A new euphemism for goofing off


A report says that in 2018, Donald Trump will reduce the demanding schedule that he pursued in 2017 which involved playing a lot of golf at the various course and resorts that he owns. (There is a website that tracks the amount of golf that he plays.) This year he has told his aides that he wants more ‘executive time’, i.e., time alone, and that his first scheduled daily meeting will be his intelligence briefing at 11:00am. And it does not get much busier the rest of the day either.

Trump’s days in the Oval Office are relatively short – from around 11am to 6pm, then he’s back to the residence. During that time he usually has a meeting or two, but spends a good deal of time making phone calls and watching cable news in the dining room adjoining the Oval. Then he’s back to the residence for more phone calls and more TV.

The practice of blocking off some time during the day where you were not disturbed is actually a good thing and something I used to recommend to faculty. It is easy to have the day become filled with routine matters that you easily lose sight of the big picture and the important stuff, which in the case of university faculty is research and writing. I would suggest to faculty that they block off on their daily calendars a period of time for scholarly writing and that time should be treated as inviolable as the time set aside for teaching classes or attending meetings.

But I doubt that Trump sees this ‘executive time’ as being for quiet reflection about important matters. What is it likely to consist of? Given what we know about his habits and that he does not read, it will be him lying in bed in his pajamas, watching TV, calling his friends, eating cheeseburgers, drinking Diet Coke, and sending off tweets about anything that strikes him, especially by things that he sees on the inane morning showFox and Friends which provides a daily diet of stories that both flatter him and feed his obsessions.

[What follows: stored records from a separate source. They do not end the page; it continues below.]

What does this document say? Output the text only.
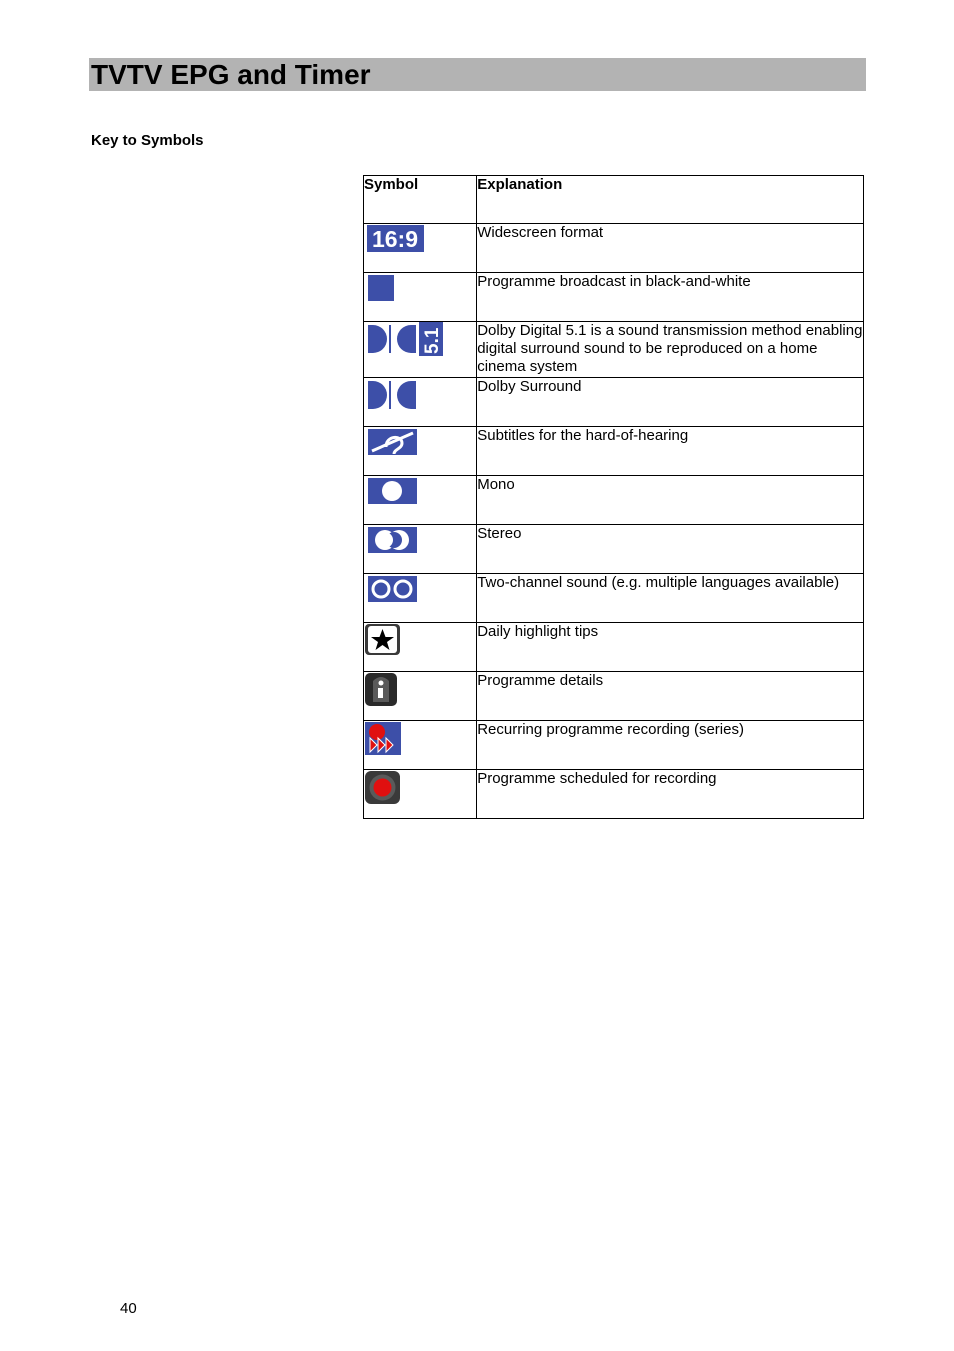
TVTV EPG and Timer
Key to Symbols
Symbol	Explanation

16:9	Widescreen format

	Programme broadcast in black-and-white

5.1	Dolby Digital 5.1 is a sound transmission method enabling digital surround sound to be reproduced on a home cinema system

	Dolby Surround

	Subtitles for the hard-of-hearing

	Mono

	Stereo

	Two-channel sound (e.g. multiple languages available)

	Daily highlight tips

	Programme details

	Recurring programme recording (series)

	Programme scheduled for recording
40
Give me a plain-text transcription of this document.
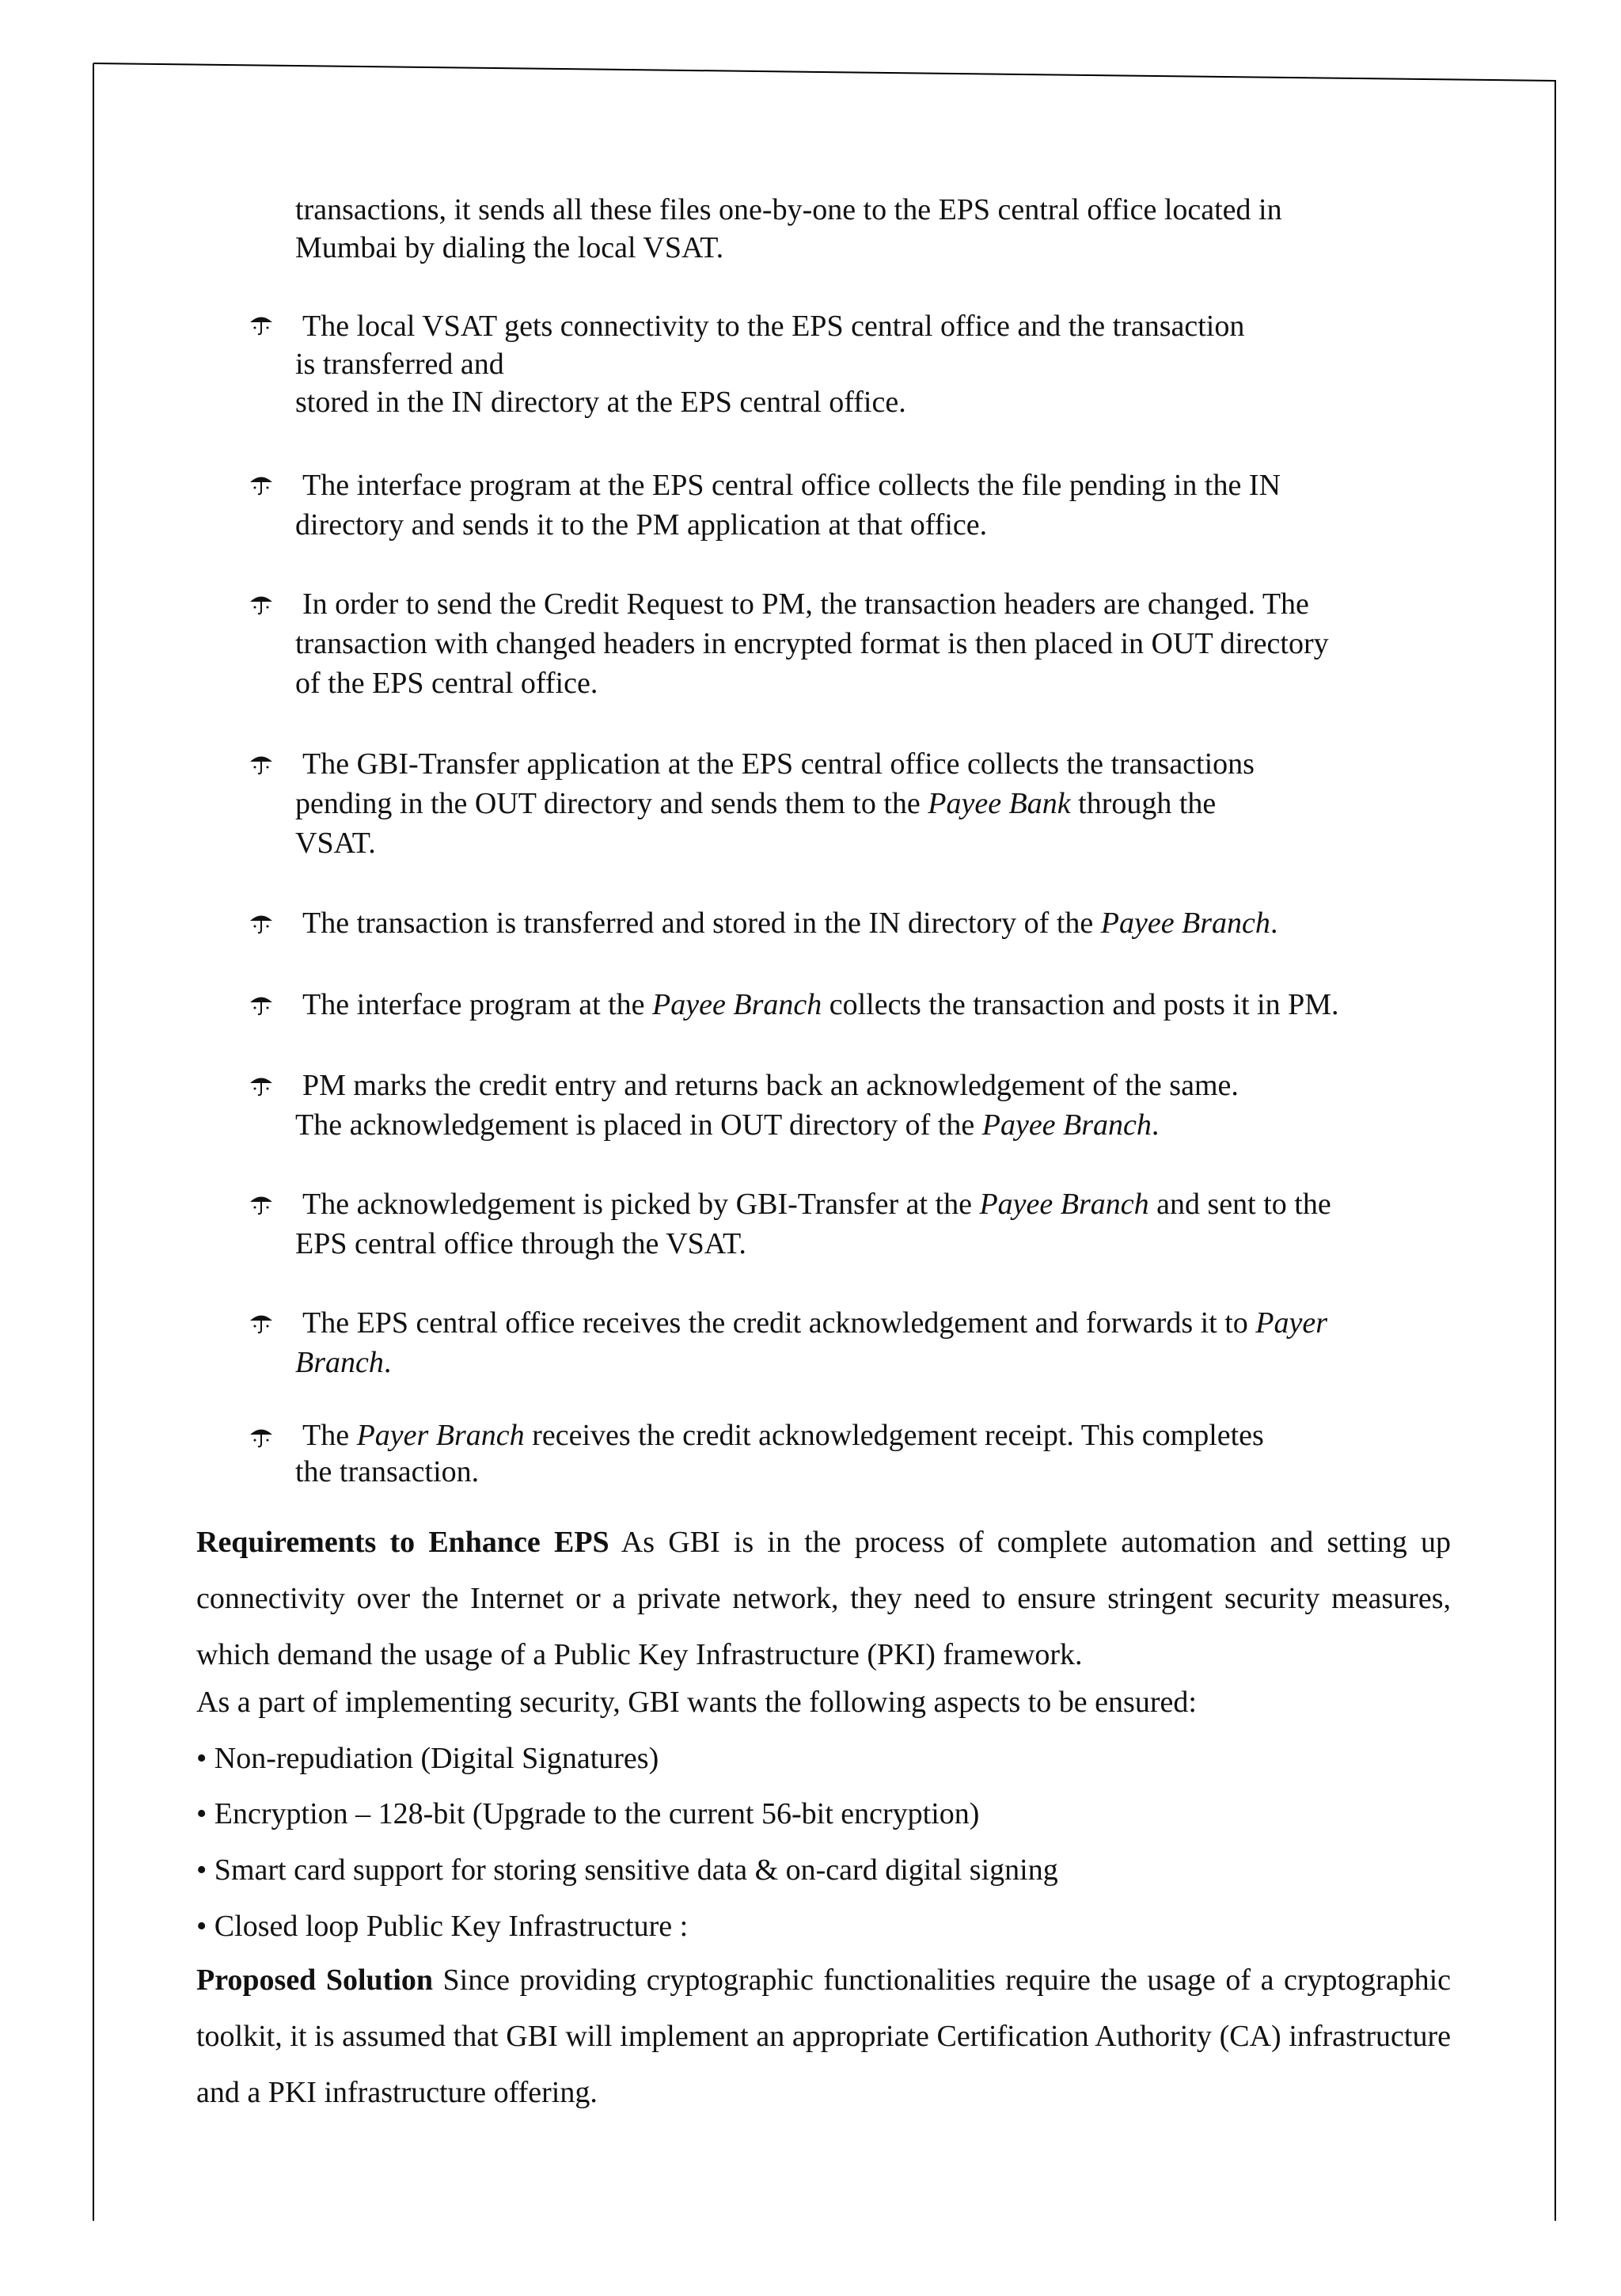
transactions, it sends all these files one-by-one to the EPS central office located in
Mumbai by dialing the local VSAT.
The local VSAT gets connectivity to the EPS central office and the transaction
is transferred and
stored in the IN directory at the EPS central office.
The interface program at the EPS central office collects the file pending in the IN
directory and sends it to the PM application at that office.
In order to send the Credit Request to PM, the transaction headers are changed. The
transaction with changed headers in encrypted format is then placed in OUT directory
of the EPS central office.
The GBI-Transfer application at the EPS central office collects the transactions
pending in the OUT directory and sends them to the Payee Bank through the
VSAT.
The transaction is transferred and stored in the IN directory of the Payee Branch.
The interface program at the Payee Branch collects the transaction and posts it in PM.
PM marks the credit entry and returns back an acknowledgement of the same.
The acknowledgement is placed in OUT directory of the Payee Branch.
The acknowledgement is picked by GBI-Transfer at the Payee Branch and sent to the
EPS central office through the VSAT.
The EPS central office receives the credit acknowledgement and forwards it to Payer
Branch.
The Payer Branch receives the credit acknowledgement receipt. This completes
the transaction.
Requirements to Enhance EPS As GBI is in the process of complete automation and setting up connectivity over the Internet or a private network, they need to ensure stringent security measures, which demand the usage of a Public Key Infrastructure (PKI) framework.
As a part of implementing security, GBI wants the following aspects to be ensured:
• Non-repudiation (Digital Signatures)
• Encryption – 128-bit (Upgrade to the current 56-bit encryption)
• Smart card support for storing sensitive data & on-card digital signing
• Closed loop Public Key Infrastructure :
Proposed Solution Since providing cryptographic functionalities require the usage of a cryptographic toolkit, it is assumed that GBI will implement an appropriate Certification Authority (CA) infrastructure and a PKI infrastructure offering.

Luke Garry for The Hollywood Reporter

It is easy to see how Michael Wolff got his access to the White House for a full year to write his book, even though he had written an article about him for the The Hollywood Reporter in June 2016 that was unflattering. But the magazine had put a photo of Trump on the cover that they liked and that seemed to as far as they got in reading it. Wolff explains in an interview that Trump and the other people in the administration would occasionally ask him what he was doing there and when he told them he was writing a book, they would immediately lose interest. Clearly a book to them was something of no value.

I interviewed Donald Trump for The Hollywood Reporter in June 2016, and he seemed to have liked — or not disliked — the piece I wrote. “Great cover!” his press assistant, Hope Hicks, emailed me after it came out (it was a picture of a belligerent Trump in mirrored sunglasses). After the election, I proposed to him that I come to the White House and report an inside story for later publication — journalistically, as a fly on the wall — which he seemed to misconstrue as a request for a job. No, I said. I’d like to just watch and write a book. “A book?” he responded, losing interest. “I hear a lot of people want to write books,” he added, clearly not understanding why anybody would. “Do you know Ed Klein?”— author of several virulently anti-Hillary books. “Great guy. I think he should write a book about me.” But sure, Trump seemed to say, knock yourself out.

The low bar that has been set for Trump can be seen by this attempt by David Brooks to suggest that Trump is not as bad as he is being portrayed.

“Let me start with three inconvenient observations, based on dozens of conversations around Washington over the past year: First, people who go into the White House to have a meeting with President Trump usually leave pleasantly surprised. They find that Trump is not the raving madman they expected from his tweetstorms or the media coverage. They generally say that he is affable, if repetitive. He runs a normal, good meeting and seems well-informed enough to get by. Second, people who work in the Trump administration have wildly divergent views about their boss. Some think he is a deranged child, as Michael Wolff reported. But some think he is merely a distraction they can work around. Some think he is strange, but not impossible.”

That’s damning with faint praise if I ever saw it.

I wonder how widely the term ‘executive time’ will become adopted in the world of work for people who simply want to be left alone during the day to take a nap or play video games.

Comments

  1. Mark Dowd says

    Mom!!!! Why can’t you knock before opening the door? It’s my executive time!

    Cum to think about it…masturbation. Why? Why is there masturbation? Why couldn’t that have been worked out? Nobody ever asks that question.

  2. Heidi Nemeth says

    I met a Canadian the other day. He referred to Donald Trump as “Donny T”. The moniker seems appropriately juvenile and irreverent.

  3. jrkrideau says

    @ 4 Heidi Nemeth
    . He referred to Donald Trump as “Donny T”

    We Canadians are notoriously polite but this is going too far. I believe we typically use less favourable language.